If this solves your question please rate. Otherwise make another thread asking about this (copy/paste content there perhaps) and we will look furhter.

- Jouni

Host in DMZ cannot get outside (ASA 5505)

Amos Kafwembe — Tue, 18 Dec 2012 17:51:15 GMT

Hi,

thanks for taking time to respond. my ASA version is pasted below. The command line is quite different.

ciscoasa# sh run

: Saved

ASA Version 7.2(4)

hostname ciscoasa

domain-name default.domain.invalid

enable password Cxy6Egno9r1.xcqd encrypted

passwd 2KFQnbNIdI.2KYOU encrypted

Re: Host in DMZ cannot get outside (ASA 5505)

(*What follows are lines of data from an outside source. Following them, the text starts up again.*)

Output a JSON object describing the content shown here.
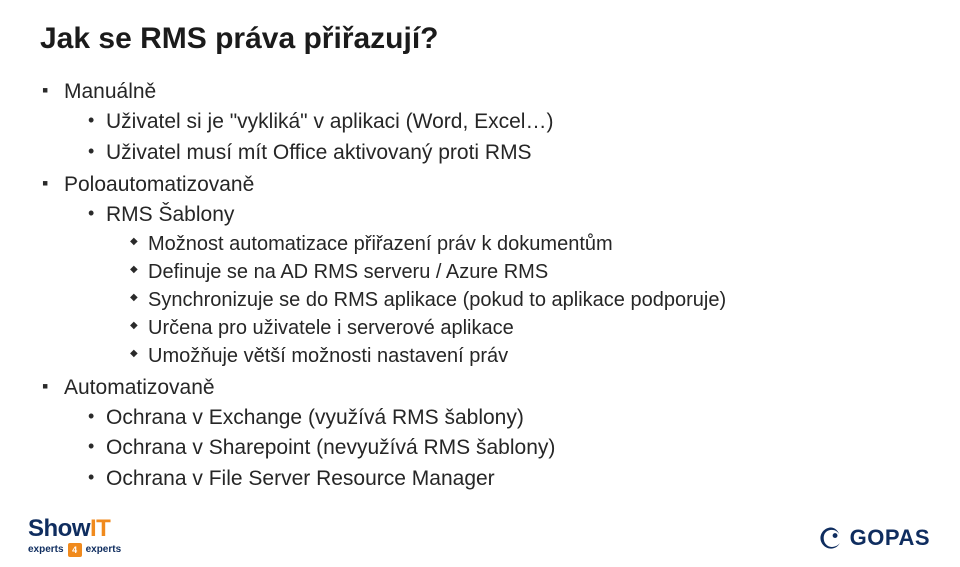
{
  "title": "Jak se RMS práva přiřazují?",
  "bullets": {
    "i0": {
      "label": "Manuálně",
      "sub": {
        "s0": "Uživatel si je \"vykliká\" v aplikaci (Word, Excel…)",
        "s1": "Uživatel musí mít Office aktivovaný proti RMS"
      }
    },
    "i1": {
      "label": "Poloautomatizovaně",
      "sub": {
        "s0": "RMS Šablony",
        "s0_sub": {
          "t0": "Možnost automatizace přiřazení práv k dokumentům",
          "t1": "Definuje se na AD RMS serveru / Azure RMS",
          "t2": "Synchronizuje se do RMS aplikace (pokud to aplikace podporuje)",
          "t3": "Určena pro uživatele i serverové aplikace",
          "t4": "Umožňuje větší možnosti nastavení práv"
        }
      }
    },
    "i2": {
      "label": "Automatizovaně",
      "sub": {
        "s0": "Ochrana v Exchange (využívá RMS šablony)",
        "s1": "Ochrana v Sharepoint (nevyužívá RMS šablony)",
        "s2": "Ochrana v File Server Resource Manager"
      }
    }
  },
  "footer": {
    "showit": {
      "show": "Show",
      "it": "IT",
      "experts": "experts",
      "four": "4",
      "experts2": "experts"
    },
    "gopas": "GOPAS"
  }
}
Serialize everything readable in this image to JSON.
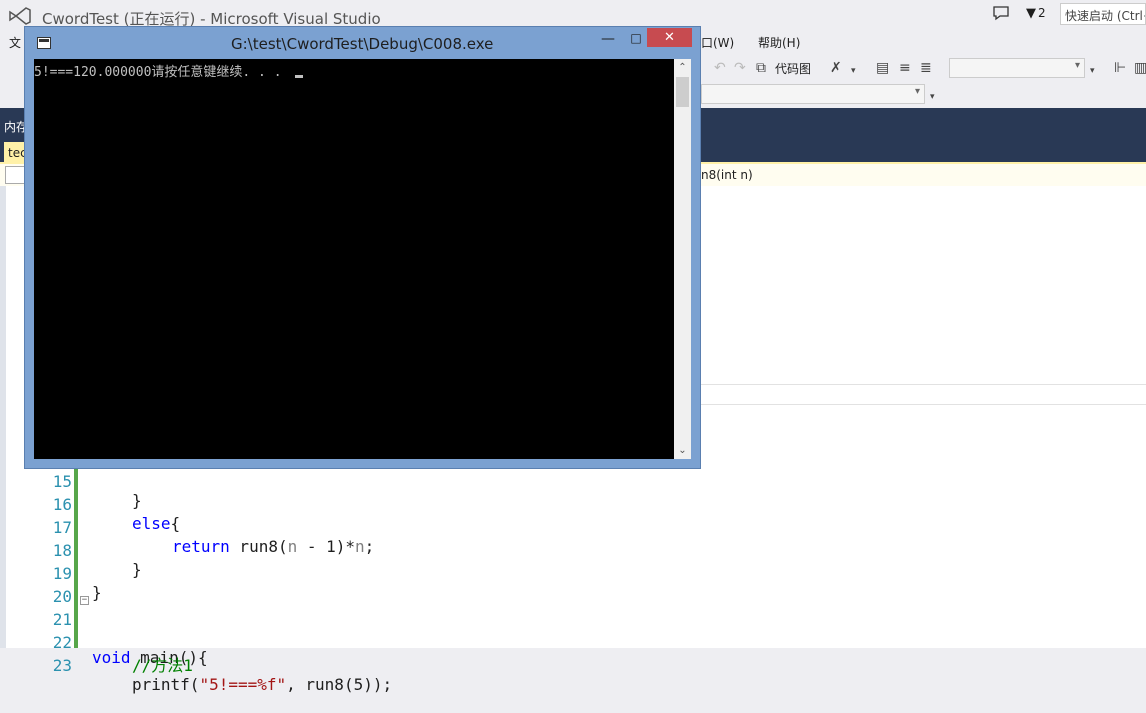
{
  "vs": {
    "title": "CwordTest (正在运行) - Microsoft Visual Studio",
    "filter_count": "2",
    "quick_launch_placeholder": "快速启动 (Ctrl+Q)"
  },
  "menu": {
    "file_partial": "文",
    "window_partial": "口(W)",
    "help": "帮助(H)"
  },
  "toolbar": {
    "codemap_label": "代码图"
  },
  "tabs": {
    "left_a": "内存",
    "left_b": "tec"
  },
  "nav": {
    "function": "n8(int n)"
  },
  "console": {
    "title": "G:\\test\\CwordTest\\Debug\\C008.exe",
    "output": "5!===120.000000请按任意键继续. . . ",
    "close": "✕",
    "minimize": "—",
    "maximize": "□"
  },
  "code": {
    "lines": [
      {
        "n": "15",
        "text": "}"
      },
      {
        "n": "16",
        "kw": "else",
        "rest": "{"
      },
      {
        "n": "17",
        "kw": "return",
        "fn": " run8(",
        "p1": "n",
        "mid": " - 1)*",
        "p2": "n",
        "end": ";"
      },
      {
        "n": "18",
        "text": "}"
      },
      {
        "n": "19",
        "text": "}"
      },
      {
        "n": "20",
        "text": ""
      },
      {
        "n": "21",
        "kw": "void",
        "rest": " main(){"
      },
      {
        "n": "22",
        "comment": "//方法1"
      },
      {
        "n": "23",
        "fn": "printf(",
        "str": "\"5!===%f\"",
        "rest": ", run8(5));"
      }
    ]
  }
}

Jouni Forss — Tue, 18 Dec 2012 17:57:05 GMT

Ah,

Missunderstood/missread your post then.

With the above software level the NAT command format is the following (unless I typo something or remember wrong)

Port Forward (Using "outside" interface IP address)

static (dmz,outside) tcp interface 20 10.10.10.10 20 netmask 255.255.255.255

static (dmz,outside) tcp interface 80 10.10.10.10 80 netmask 255.255.255.255

static (dmz,outside) tcp interface 443 10.10.10.10 443 netmask 255.255.255.255

access-list OUTSIDE-IN permit tcp any host eq 20

access-list OUTSIDE-IN permit tcp any host eq 80

access-list OUTSIDE-IN permit tcp any host eq 443

Static NAT (Using own public IP address for server)

static (dmz,outside) 1.2.3.4 10.10.10.10 netmask 255.255.255.255

access-list OUTSIDE-IN permit tcp any host 1.2.3.4 eq 20

access-list OUTSIDE-IN permit tcp any host 1.2.3.4 eq 80

access-list OUTSIDE-IN permit tcp any host 1.2.3.4 eq 443

- Jouni

Host in DMZ cannot get outside (ASA 5505)

Amos Kafwembe — Tue, 18 Dec 2012 19:22:20 GMT

thanks for this......but now i need my webserver to be accessible form the inside as well. because i cant even ping it from inside. how do i enable communication between the web server and the inside network?